Balloon Twisting as a Career

Looking for work as a freelance writer, an activity that takes me mere minutes every morning since there's never anything except writing catalog copy for L. L. Bean and they already rejected me years ago, I stumbled upon an ad that blew my mind, no pun intended: Seeking energetic, reliable, kid loving, balloon twister to join Maine's premier children's party entertainment company. Must have reliable transportation and be available most weekends. Pay starts at $30 per hour. No balloon twisting experience necessary, full training will be provided. To be considered for this position please send your resume, cover letter, and recent photo of yourself.
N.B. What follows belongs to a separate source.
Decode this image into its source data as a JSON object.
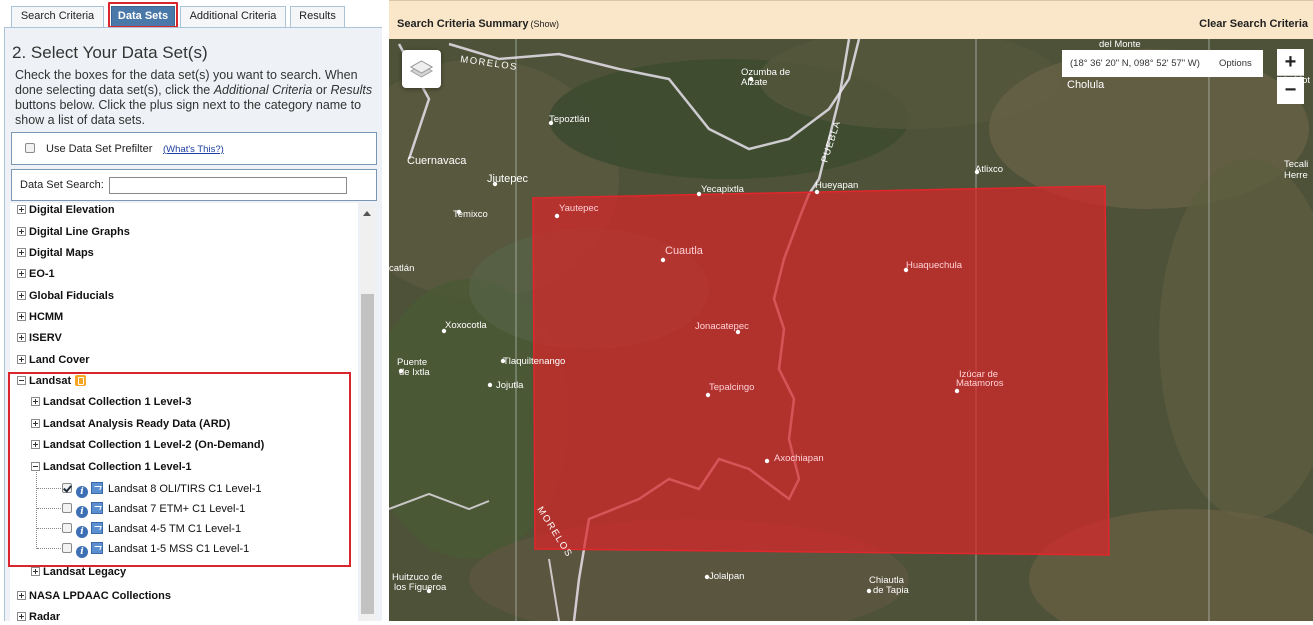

My idea of balloon twisting.
Besides my surprise that balloon twisters were in high demand, I was amazed at the pay. Thirty an hour! That's almost three times the going rate for a home health assistant, someone who helps the sick and elderly by feeding them, changing soiled sheets and "helping out in the bathroom," if you get my drift.

It's also about ten times the pay for a freelance writer such as myself, who has to wrack their brains dreaming up interesting and unique things to say about incredibly boring subjects like home loans, web development and email marketing without blowing their brains out.

 Compared to all that, balloon twisting seemed like the way to go. Looking further, I found an article about a Brooklyn lawyer who dropped his law practice to become a balloon twister. Todd Neufeld finds his new career far more rewarding than his previous 8-hour day job. "It sounds like a jump, but it was more of a logical progression," Neufeld said in an interview with a local newspaper reporter. "I followed what I liked to do," he explained, which kind of makes you wonder how he got through law school. A highlight of Neufeld's career was a 2009 White House picnic where he fashioned a balloon Barack Obama. (I know there's a joke in there but I can't think of it.)

The starting salary of a balloon twister is $25 an hour. (An entry-level Registered Nurse earns an average wage of $25.89 per hour.) I'd apply, but the fact that they ask for a recent photo puts the kibosh on my getting hired. Besides being too old and no longer perky, I'm pretty sure I lack the right attitude. (See illustration.)